Hanns Zischler, I Wouldn’t Start from Here. Histoires égarées. Préface de Jean-Christophe Bailly. Trad. de l’allemand par Jean Torrent, Macula, 120 p., 16 €
Benoît Goetz, La Dislocation. Architecture et philosophie. Préface de Jean-Luc Nancy, Verdier/poche, 336 p., 11,50 €
Hanns Zischler est un acteur de cinéma allemand, connu, qui a travaillé pour Wim Wenders et pour Jean-Luc Godard, également photographe et écrivain (La fille aux papiers d’agrumes, Christian Bourgois et Berlin est trop grand pour Berlin, Macula, les deux en 2016). Il a choisi de rassembler dans un petit ouvrage très berlinois, très benjaminien, ces pauvres schémas oubliés dans quelque sac – « poche restante » dirait Georges-Arthur Goldschmidt – ces mots « égarés », mais non perdus, énigmes sans solution, graffiti modestes.
Une anecdote assez savoureuse, qui serait d’origine écossaise, donne son titre anglais au livre : elle rapporte que « dans une grand ville, un étranger qui cherche la gare demande son chemin à quelqu’un du coin. Après mûre réflexion, l’homme interrogé délivre finalement cette réponse : “ I wouldn’t start from here ”, “ce n’est pas d’ici que je partirais”. » Troublante formule qui rappelle que, dans un parcours, le point de départ, toujours décisif, importe autant, sinon plus, que le point d’arrivée, souvent décevant, mais qui fait sentir qu’en réalité on n’a pas la possibilité de choisir ce point de départ.
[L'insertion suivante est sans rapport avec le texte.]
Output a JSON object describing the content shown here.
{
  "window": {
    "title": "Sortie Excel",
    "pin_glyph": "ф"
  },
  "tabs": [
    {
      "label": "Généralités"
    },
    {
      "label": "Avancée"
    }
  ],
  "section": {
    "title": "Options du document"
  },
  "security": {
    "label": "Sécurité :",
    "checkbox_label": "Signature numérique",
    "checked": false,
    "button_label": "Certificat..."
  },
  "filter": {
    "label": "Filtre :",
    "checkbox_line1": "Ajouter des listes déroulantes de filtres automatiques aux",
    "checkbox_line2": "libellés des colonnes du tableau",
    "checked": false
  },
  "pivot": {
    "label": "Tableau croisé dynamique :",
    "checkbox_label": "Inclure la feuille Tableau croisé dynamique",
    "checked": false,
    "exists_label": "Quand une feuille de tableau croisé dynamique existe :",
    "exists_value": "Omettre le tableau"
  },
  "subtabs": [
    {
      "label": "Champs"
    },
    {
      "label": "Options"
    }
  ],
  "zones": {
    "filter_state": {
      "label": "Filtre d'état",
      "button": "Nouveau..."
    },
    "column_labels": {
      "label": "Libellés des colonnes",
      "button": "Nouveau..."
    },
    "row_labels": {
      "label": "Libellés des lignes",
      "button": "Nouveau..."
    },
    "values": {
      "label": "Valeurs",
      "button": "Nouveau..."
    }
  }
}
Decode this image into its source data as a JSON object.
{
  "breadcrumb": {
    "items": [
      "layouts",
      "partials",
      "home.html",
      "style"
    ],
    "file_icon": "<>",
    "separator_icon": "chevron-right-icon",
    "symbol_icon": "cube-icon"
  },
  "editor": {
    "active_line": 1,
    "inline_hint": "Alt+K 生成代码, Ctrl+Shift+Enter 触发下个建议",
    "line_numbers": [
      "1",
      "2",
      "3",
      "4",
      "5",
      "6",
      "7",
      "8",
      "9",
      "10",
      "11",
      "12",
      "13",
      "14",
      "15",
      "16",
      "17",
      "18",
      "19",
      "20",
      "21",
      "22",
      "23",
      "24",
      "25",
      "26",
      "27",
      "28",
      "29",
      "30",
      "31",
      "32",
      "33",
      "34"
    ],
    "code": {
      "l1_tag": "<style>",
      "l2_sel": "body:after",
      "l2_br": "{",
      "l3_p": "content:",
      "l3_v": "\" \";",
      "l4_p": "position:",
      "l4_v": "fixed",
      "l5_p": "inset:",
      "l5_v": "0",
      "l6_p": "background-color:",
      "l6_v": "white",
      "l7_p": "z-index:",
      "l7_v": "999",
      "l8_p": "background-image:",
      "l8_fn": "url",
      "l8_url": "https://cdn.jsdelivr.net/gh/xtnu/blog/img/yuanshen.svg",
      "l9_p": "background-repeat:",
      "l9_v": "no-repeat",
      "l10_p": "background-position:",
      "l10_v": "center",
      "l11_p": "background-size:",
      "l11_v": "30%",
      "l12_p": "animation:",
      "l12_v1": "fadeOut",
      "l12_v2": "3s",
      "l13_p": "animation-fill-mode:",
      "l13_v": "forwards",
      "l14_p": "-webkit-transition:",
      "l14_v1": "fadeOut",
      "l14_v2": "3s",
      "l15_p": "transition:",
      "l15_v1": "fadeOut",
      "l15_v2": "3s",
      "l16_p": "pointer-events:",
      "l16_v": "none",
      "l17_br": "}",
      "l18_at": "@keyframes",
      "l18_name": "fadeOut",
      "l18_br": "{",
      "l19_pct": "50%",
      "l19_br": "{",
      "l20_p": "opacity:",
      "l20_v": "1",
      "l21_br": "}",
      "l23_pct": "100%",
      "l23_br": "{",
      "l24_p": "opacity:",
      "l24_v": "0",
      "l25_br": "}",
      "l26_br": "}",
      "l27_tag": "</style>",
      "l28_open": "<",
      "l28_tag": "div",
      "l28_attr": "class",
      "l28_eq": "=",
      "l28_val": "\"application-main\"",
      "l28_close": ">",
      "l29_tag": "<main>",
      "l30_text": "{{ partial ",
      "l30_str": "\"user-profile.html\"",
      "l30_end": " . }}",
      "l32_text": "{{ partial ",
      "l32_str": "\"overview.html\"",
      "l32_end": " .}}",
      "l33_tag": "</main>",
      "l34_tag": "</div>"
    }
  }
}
Ces papiers visaient à informer à orienter, à guider le piéton désorienté, mais leur caractère schématique laisse à penser qu’ils n’ont pas vraiment atteint leur but ; il est probable que Hanns Zischler n’a pas trouvé le magasin de mangas de Munich ou le petit hôtel de la banlieue de Sofia ; c’est non sans mal qu’il déniche des old books dans une ville américaine et les interrupteurs d’électricité dans un appartement parisien. Mais c’est, on l’a compris, dans le geste même qui les a tracés que réside le charme de ces « petits papiers » topographiques « d’une éloquente inefficacité ».
Mais cette main fraternelle « qui indique, dirige, guide et prend les devants (…) pour nous précéder sur le lieu où nous voulons aller » existe-t-elle encore à l’heure du GPS et du tout-numérique ? Jean-Christophe Bailly nous avertit : ces dessins sont des « effleurements » mais « les fragments de monde qui viennent avec eux (…) ont un très grand pouvoir de libération fictionnelle ». Sans intention esthétique, dépourvus même de valeur sentimentale, ces paperoles ne sont là que pour donner prétexte à des contes pour adulte dans un décor urbain.
Qu’est-qu’une ville ? « Une catastrophe féérique » disait Le Corbusier. Dans un livre dense et riche, qui vient d’être réédité chez Verdier en format de poche, Benoît Goetz cherche à faire renaître une véritable « pensée de l’architecture », c’est-à-dire essentiellement « une pensée de l’espace », ou mieux de l’espacement, qui ne relève ni de la simple esthétique ni de la seule considération des fonctions ou des images. Car l’architecture authentique commence quand elle introduit dans l’espace, qu’elle fait naître, des divisions, des séparations, des spécificités, quand elle taille et découpe là où n’y avait rien, quand elle sépare l’intérieur de l’extérieur, ne fût-ce que par un simple mur. Aussi fait-elle naître, par ce geste, des lieux habités, habitables, humains, distincts de ces non-lieux d’inhabitation que sont la jungle, un aéroport, une autoroute ou le désert.
« Adam n’avait pas de maison » : l’affirmation (difficile à contester) est une réponse au livre majeur de Joseph Rykwert (La Maison d’Adam au Paradis, 1976), la définition concrète d’un monde d’avant le péché originel. Mais aujourd’hui nous vivons à l’heure de la « dislocation » qui se fait sentir dès les premiers gestes architecturaux (la tour de Babel…) et qui se manifeste, dit Benoît Goetz, quand se défont les liens d’analogie entre le monde terrestre et « l’organisation céleste des lieux », le cosmos.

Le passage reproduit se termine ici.